M.C. Schraefel, a professor in Computer Science and Human Performance Design from the University of Southampton has helped to design a ‘smart bra’ that can detect changes in mood, with the hope of preventing emotionally-triggered over-eating in women.
The prototype contains removable sensors that monitor heart and skin activity. Data collected is processed through a model to determine emotional state and is sent to the wearer through a smartphone app. These physical symptoms indicate mood, which a woman can track in order to highlight when ‘emotional eating’ is likely to occur.
The bra is a result of a study called ‘Food and Mood: Just-in-Time Support for Emotional Eating’ authored by researchers from the University of Southampton, Microsoft Research and the University of Rochester, US.
The study sets out to develop an intervention which is triggered before reaching for food as a means of emotional support. The smart bra and matching apps are suggested as possible solutions.
Professor M.C. Schraefel, who leads the human performance design lab at the University of Southampton says:
“Emotional state, habitual practices, like snacking in front of the TV or grabbing a cookie when stressed, often go undetected by us – that’s the nature of habits – but they have real effects on our well-being.

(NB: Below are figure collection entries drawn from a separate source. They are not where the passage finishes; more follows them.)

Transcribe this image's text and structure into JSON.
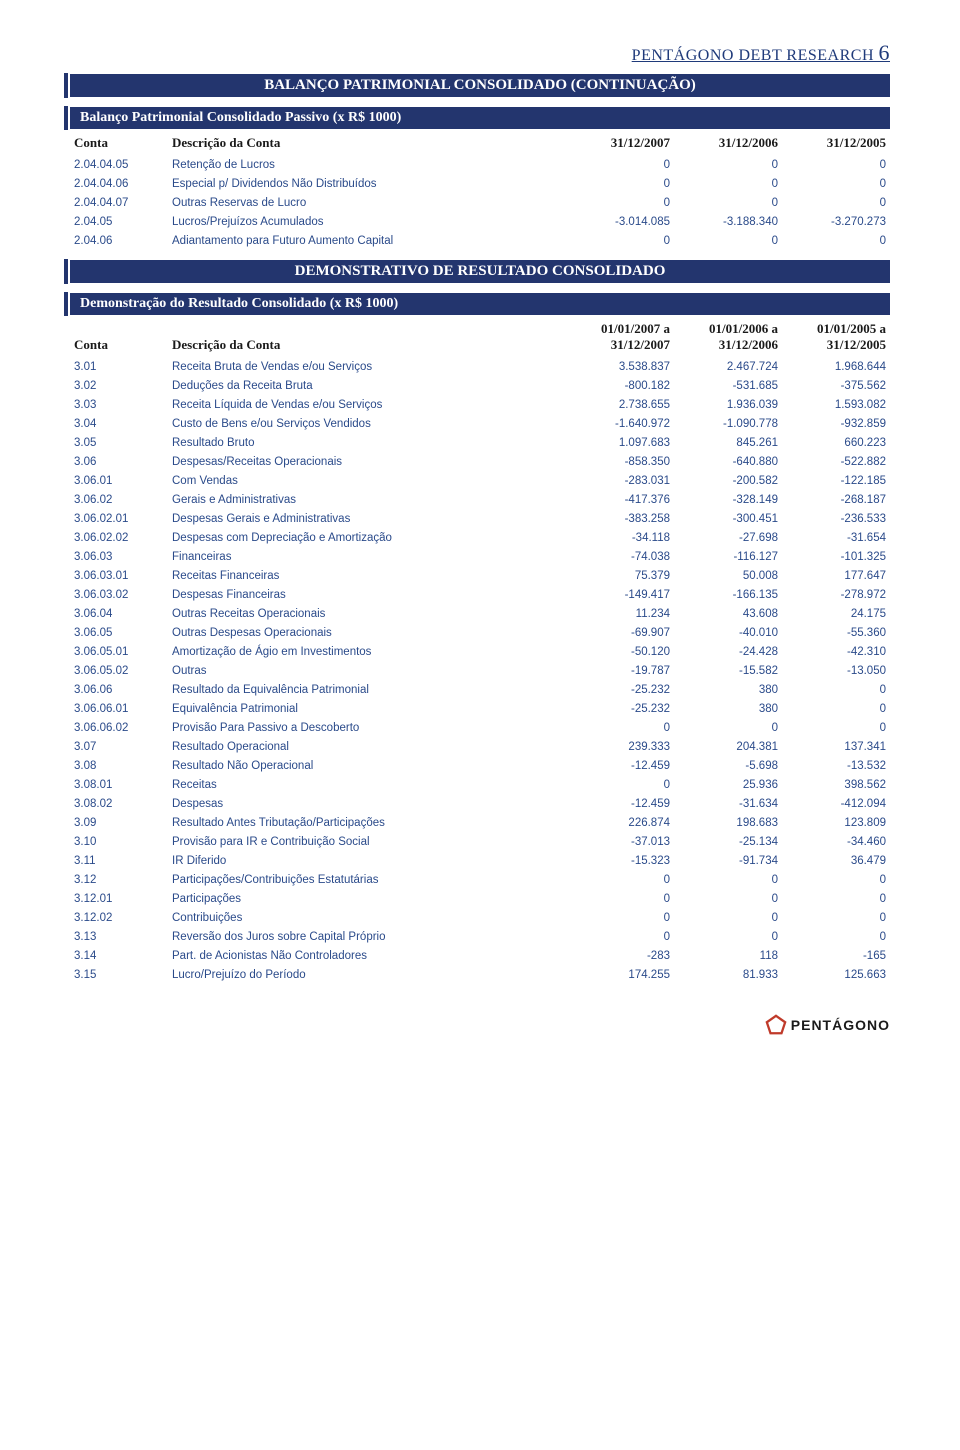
{
  "header": {
    "brand": "PENTÁGONO DEBT RESEARCH",
    "page_number": "6"
  },
  "section1": {
    "title": "BALANÇO PATRIMONIAL CONSOLIDADO (CONTINUAÇÃO)",
    "subtitle": "Balanço Patrimonial Consolidado Passivo (x R$ 1000)",
    "columns": [
      "Conta",
      "Descrição da Conta",
      "31/12/2007",
      "31/12/2006",
      "31/12/2005"
    ],
    "rows": [
      [
        "2.04.04.05",
        "Retenção de Lucros",
        "0",
        "0",
        "0"
      ],
      [
        "2.04.04.06",
        "Especial p/ Dividendos Não Distribuídos",
        "0",
        "0",
        "0"
      ],
      [
        "2.04.04.07",
        "Outras Reservas de Lucro",
        "0",
        "0",
        "0"
      ],
      [
        "2.04.05",
        "Lucros/Prejuízos Acumulados",
        "-3.014.085",
        "-3.188.340",
        "-3.270.273"
      ],
      [
        "2.04.06",
        "Adiantamento para Futuro Aumento Capital",
        "0",
        "0",
        "0"
      ]
    ]
  },
  "section2": {
    "title": "DEMONSTRATIVO DE RESULTADO CONSOLIDADO",
    "subtitle": "Demonstração do Resultado Consolidado (x R$ 1000)",
    "columns": [
      "Conta",
      "Descrição da Conta",
      "01/01/2007 a 31/12/2007",
      "01/01/2006 a 31/12/2006",
      "01/01/2005 a 31/12/2005"
    ],
    "rows": [
      [
        "3.01",
        "Receita Bruta de Vendas e/ou Serviços",
        "3.538.837",
        "2.467.724",
        "1.968.644"
      ],
      [
        "3.02",
        "Deduções da Receita Bruta",
        "-800.182",
        "-531.685",
        "-375.562"
      ],
      [
        "3.03",
        "Receita Líquida de Vendas e/ou Serviços",
        "2.738.655",
        "1.936.039",
        "1.593.082"
      ],
      [
        "3.04",
        "Custo de Bens e/ou Serviços Vendidos",
        "-1.640.972",
        "-1.090.778",
        "-932.859"
      ],
      [
        "3.05",
        "Resultado Bruto",
        "1.097.683",
        "845.261",
        "660.223"
      ],
      [
        "3.06",
        "Despesas/Receitas Operacionais",
        "-858.350",
        "-640.880",
        "-522.882"
      ],
      [
        "3.06.01",
        "Com Vendas",
        "-283.031",
        "-200.582",
        "-122.185"
      ],
      [
        "3.06.02",
        "Gerais e Administrativas",
        "-417.376",
        "-328.149",
        "-268.187"
      ],
      [
        "3.06.02.01",
        "Despesas Gerais e Administrativas",
        "-383.258",
        "-300.451",
        "-236.533"
      ],
      [
        "3.06.02.02",
        "Despesas com Depreciação e Amortização",
        "-34.118",
        "-27.698",
        "-31.654"
      ],
      [
        "3.06.03",
        "Financeiras",
        "-74.038",
        "-116.127",
        "-101.325"
      ],
      [
        "3.06.03.01",
        "Receitas Financeiras",
        "75.379",
        "50.008",
        "177.647"
      ],
      [
        "3.06.03.02",
        "Despesas Financeiras",
        "-149.417",
        "-166.135",
        "-278.972"
      ],
      [
        "3.06.04",
        "Outras Receitas Operacionais",
        "11.234",
        "43.608",
        "24.175"
      ],
      [
        "3.06.05",
        "Outras Despesas Operacionais",
        "-69.907",
        "-40.010",
        "-55.360"
      ],
      [
        "3.06.05.01",
        "Amortização de Ágio em Investimentos",
        "-50.120",
        "-24.428",
        "-42.310"
      ],
      [
        "3.06.05.02",
        "Outras",
        "-19.787",
        "-15.582",
        "-13.050"
      ],
      [
        "3.06.06",
        "Resultado da Equivalência Patrimonial",
        "-25.232",
        "380",
        "0"
      ],
      [
        "3.06.06.01",
        "Equivalência Patrimonial",
        "-25.232",
        "380",
        "0"
      ],
      [
        "3.06.06.02",
        "Provisão Para Passivo a Descoberto",
        "0",
        "0",
        "0"
      ],
      [
        "3.07",
        "Resultado Operacional",
        "239.333",
        "204.381",
        "137.341"
      ],
      [
        "3.08",
        "Resultado Não Operacional",
        "-12.459",
        "-5.698",
        "-13.532"
      ],
      [
        "3.08.01",
        "Receitas",
        "0",
        "25.936",
        "398.562"
      ],
      [
        "3.08.02",
        "Despesas",
        "-12.459",
        "-31.634",
        "-412.094"
      ],
      [
        "3.09",
        "Resultado Antes Tributação/Participações",
        "226.874",
        "198.683",
        "123.809"
      ],
      [
        "3.10",
        "Provisão para IR e Contribuição Social",
        "-37.013",
        "-25.134",
        "-34.460"
      ],
      [
        "3.11",
        "IR Diferido",
        "-15.323",
        "-91.734",
        "36.479"
      ],
      [
        "3.12",
        "Participações/Contribuições Estatutárias",
        "0",
        "0",
        "0"
      ],
      [
        "3.12.01",
        "Participações",
        "0",
        "0",
        "0"
      ],
      [
        "3.12.02",
        "Contribuições",
        "0",
        "0",
        "0"
      ],
      [
        "3.13",
        "Reversão dos Juros sobre Capital Próprio",
        "0",
        "0",
        "0"
      ],
      [
        "3.14",
        "Part. de Acionistas Não Controladores",
        "-283",
        "118",
        "-165"
      ],
      [
        "3.15",
        "Lucro/Prejuízo do Período",
        "174.255",
        "81.933",
        "125.663"
      ]
    ]
  },
  "footer": {
    "logo_text": "PENTÁGONO",
    "logo_color": "#c03a2a"
  }
}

Our work in this project, while early, shows that there is potential to design interactive technologies to work with us, to help us develop both awareness of our state, and offer options we’ve decided we’d rather take, to build new practices and support our well-being.”
The apps had the user log their emotions and what they had eaten every hour – suggesting calming breathing exercises when the user was stressed. The smart bra took the idea one step further by adding physical data to the emotions so they can be detected without prompting the user to log every hour.
The wearable technology monitored electrodermal activity or EMA (a measure of sweat gland activity), electrocardiogram or EKG (heart rate and respiration) data, and movement from an accelerometer and gyroscope integrated in removable conducive pads to provide an idea of the user’s mood.
The study found that the prototype could identify emotions with accuracy “significantly better than chance” and “at par with other affect recognition systems.”